De dagen waren gevuld met leesvoer. In de ochtend las ik de Volkskrant, begin van de middag opende ik het boek van Lale Gül die ik had aangeschaft en einde van de middag las ik het Parool. Het gekke was dat ik helemaal niet zo een lezer ben, maar tijdens het ziekzijn stond niets anders me aan. Als ik nog studeerde dan had ik de nieuwstoets perfect gemaakt. Ik had zeker een 10 gescoord. Normaliter lees ik de kranten ook wel, maar wel enkel en alleen de artikelen en columns die me mijn interesse wekken, nu las ik álles wat erin stond, zelfs het economisch nieuws, waar ik geen hol van snapte en omdat ik er niets van begreep, las ik sommige alinea’s enkele keren overnieuw, alsof ik het daarna wél kon uitleggen aan een leek, terwijl ik die zelf was. Zo ging het overigens ook met het boek van Lale Gül dat ik las, daar stonden soms ook zinnen in die zo ingewikkeld waren geconstrueerd dat ik ze ook tweemaal of zelfs driemaal moest herlezen om ze te ontleden en volledig te begrijpen. Ik had er soms zelfs een woordenboek nodig om het ingewikkelde taalgebruik te begrijpen. Ik snapte niet waarom ze zo moeilijk deed. Ik vond het compleet nutteloos. Het haalde de vaart uit het boek. Het ritme werd verstoord. Waarom zou je woorden gebruiken die je in het dagelijks leven nooit gebruikt? Het maakt het boek er niet mooier op. Echt niet, alleen maar trager en ingewikkelder. Maar goed, niets dan lof voor Lale, diep respect voor haar. En gelukkig is het overgrote deel van haar debuut niet zo ingewikkeld geschreven.
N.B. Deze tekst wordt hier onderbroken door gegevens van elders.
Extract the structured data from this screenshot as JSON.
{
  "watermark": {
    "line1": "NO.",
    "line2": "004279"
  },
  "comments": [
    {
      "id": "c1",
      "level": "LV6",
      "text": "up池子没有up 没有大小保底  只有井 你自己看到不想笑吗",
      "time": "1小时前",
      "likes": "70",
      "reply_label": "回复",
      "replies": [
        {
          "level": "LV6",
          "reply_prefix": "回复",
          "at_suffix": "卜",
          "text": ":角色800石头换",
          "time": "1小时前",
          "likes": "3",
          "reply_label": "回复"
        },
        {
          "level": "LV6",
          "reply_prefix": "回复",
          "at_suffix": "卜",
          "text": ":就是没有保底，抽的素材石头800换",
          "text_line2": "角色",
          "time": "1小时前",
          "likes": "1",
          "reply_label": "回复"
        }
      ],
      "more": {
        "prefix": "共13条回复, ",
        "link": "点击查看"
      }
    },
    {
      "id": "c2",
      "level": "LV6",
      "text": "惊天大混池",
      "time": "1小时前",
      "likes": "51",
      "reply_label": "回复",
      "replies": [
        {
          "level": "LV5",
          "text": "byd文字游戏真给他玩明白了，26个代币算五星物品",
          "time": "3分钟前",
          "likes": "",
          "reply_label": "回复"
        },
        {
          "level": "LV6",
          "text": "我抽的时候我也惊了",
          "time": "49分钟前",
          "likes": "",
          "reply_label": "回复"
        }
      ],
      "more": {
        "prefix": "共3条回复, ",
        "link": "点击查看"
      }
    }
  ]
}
Als lezen trouwens het enige is dat je kan verdragen als je ziek bent dan kun je misschien beter wat makkelijke chicklits of vrolijke romcoms kiezen dan wat ik koos. Ik werd namelijk alles behalve blij van mijn gekozen literatuur. Allemachtig zeg, wat is die Lale boos. Zij maakte mij ook boos. Na drie dagen “Ik ga leven” lezen, stommelde ik zelf ook vloekend door het huis, alsof haar boosheid zich op mij had afgegeven.
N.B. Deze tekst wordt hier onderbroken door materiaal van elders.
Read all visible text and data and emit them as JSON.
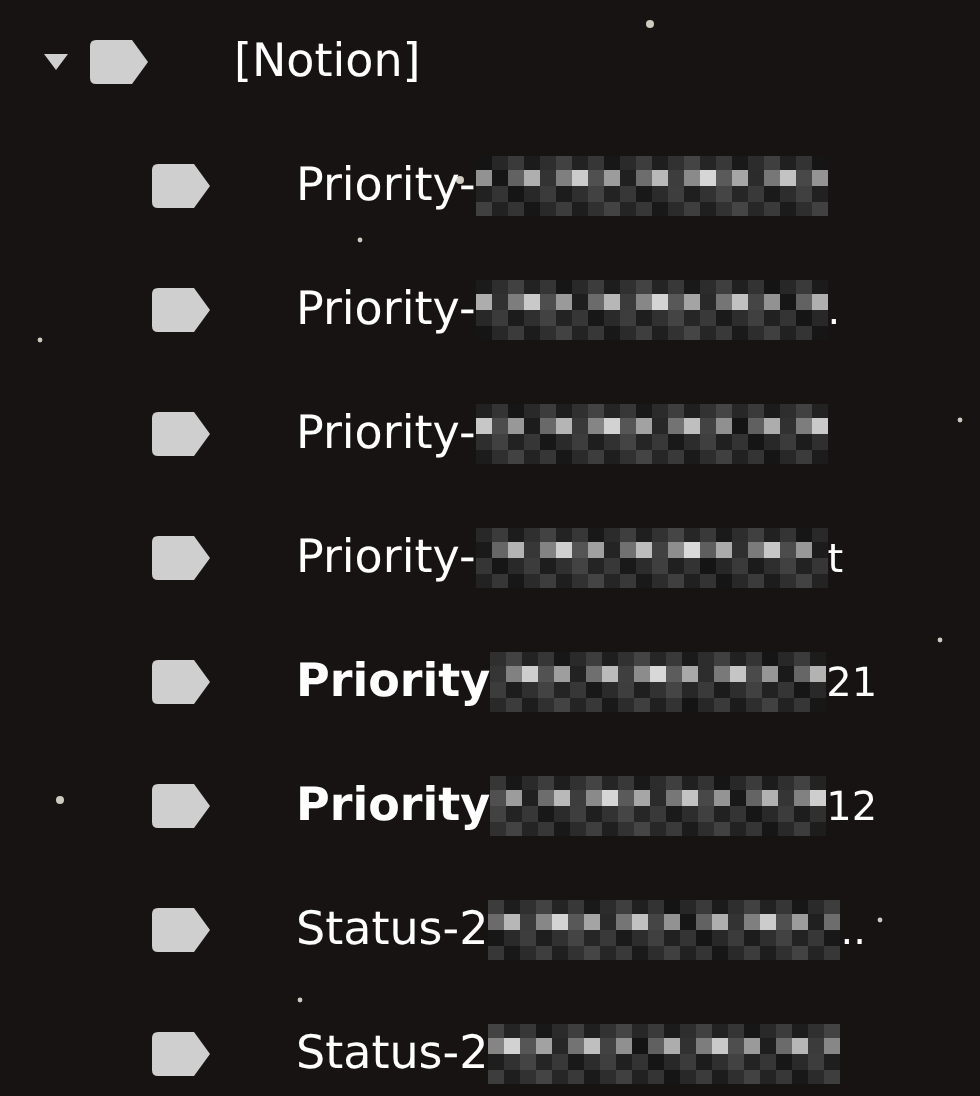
{
  "label_tree": {
    "label": "[Notion]",
    "expanded": true,
    "children": [
      {
        "label": "Priority-",
        "bold": false
      },
      {
        "label": "Priority-",
        "bold": false,
        "tail": "."
      },
      {
        "label": "Priority-",
        "bold": false
      },
      {
        "label": "Priority-",
        "bold": false,
        "tail": "t"
      },
      {
        "label": "Priority",
        "bold": true,
        "count": "21"
      },
      {
        "label": "Priority",
        "bold": true,
        "count": "12"
      },
      {
        "label": "Status-2",
        "bold": false,
        "tail": ".."
      },
      {
        "label": "Status-2",
        "bold": false
      }
    ]
  }
}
Toen ik vrijdagochtend, na vijf dagen ziek zijn, voelde dat de koorts was gezakt, er weer energie door mijn aderen stroomde en ik zonnestralen door een kier van de gordijnen zag schijnen, stond ik gelijk vroeg op met de hond om te wandelen. Buiten begon het eindelijk een beetje op zomer te lijken, na alle bewolking en regen. De zon scheen volop en ik deed iets voor het eerst, wat ik eerder nog nooit tijdens een ommetje om met de hond had gedaan, ik ging op een bankje zitten aan de kade in de zon.
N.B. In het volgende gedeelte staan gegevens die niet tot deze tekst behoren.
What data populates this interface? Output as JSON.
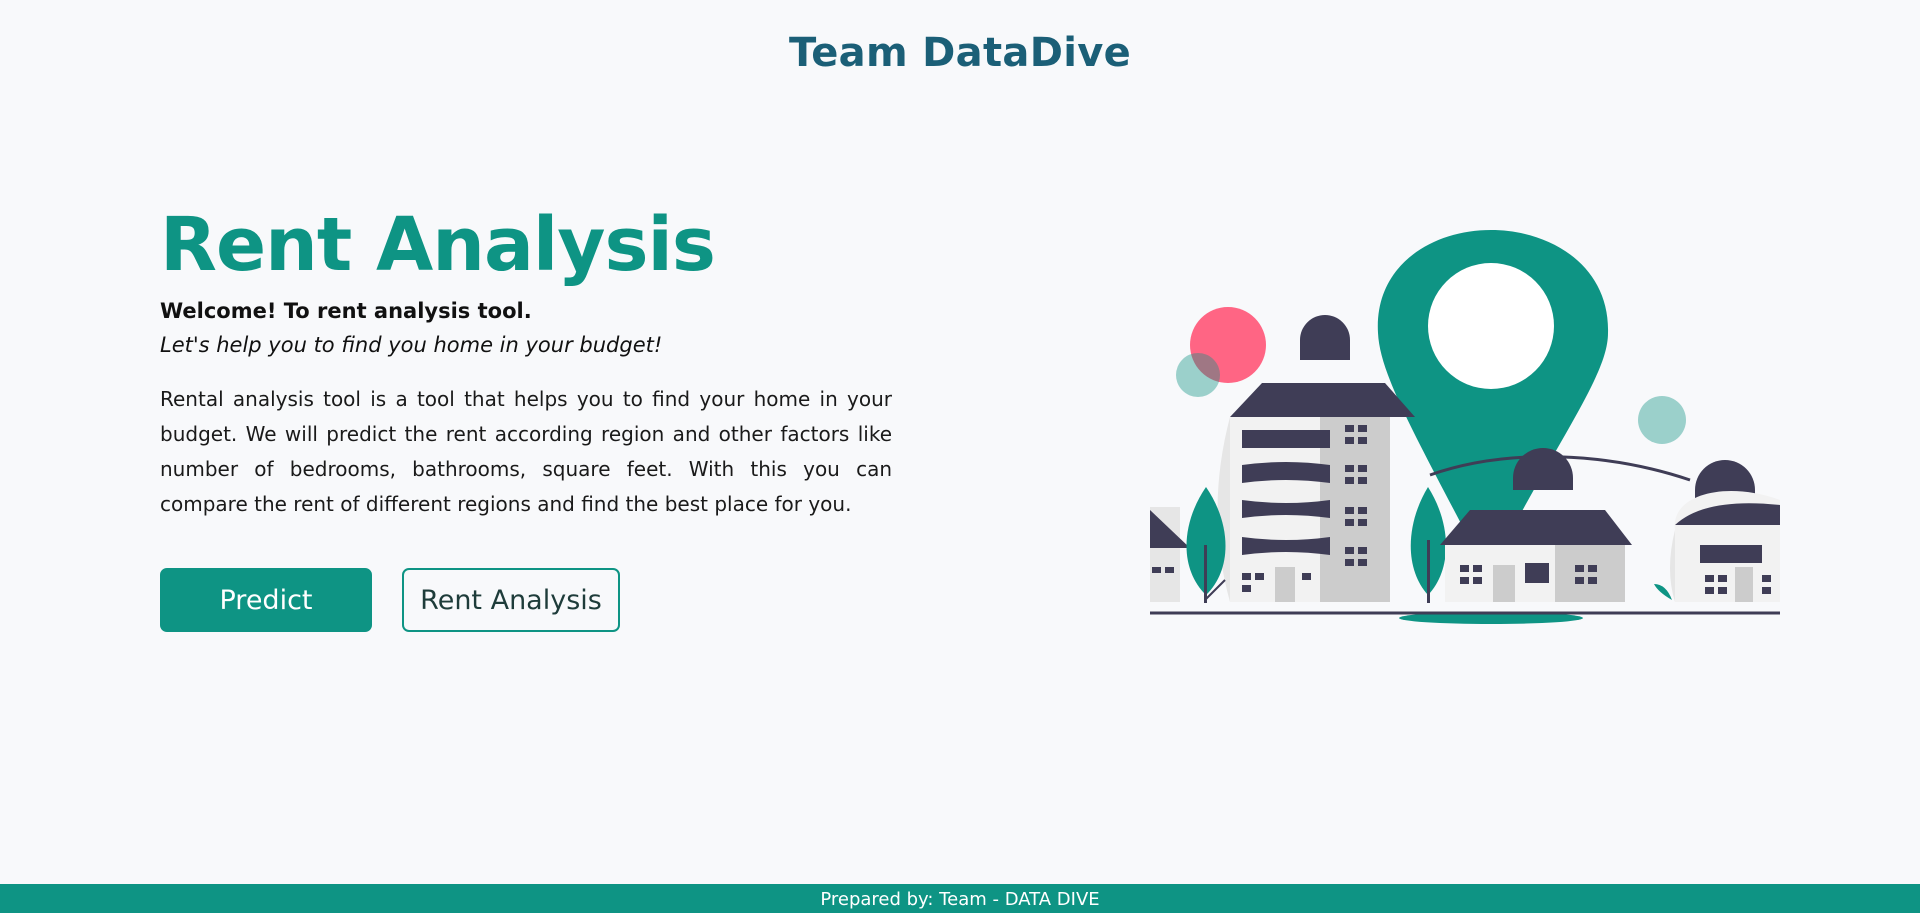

Na dagen ziek te zijn geweest, was de buitenlucht en de warmte van de zon een verademing als jewelste. De zon en het briesje wind voelde aan als een ware tropische vakantie waar ik jaren naartoe had geleefd. Het was niet alleen de vermoeidheid van de afgelopen dagen, maar de gehele coronacrisis voelde ik van me afglijden. Alle zorgen die het meebracht waren even nergens meer te bekennen. Ik bekeek de eenden in de gracht en begroette buurtgenoten die langsliepen. Ik genoot volop van de stad en zag een mooie toekomst voor me. Een heerlijk vooruitzicht. Een toekomst zonder Corona.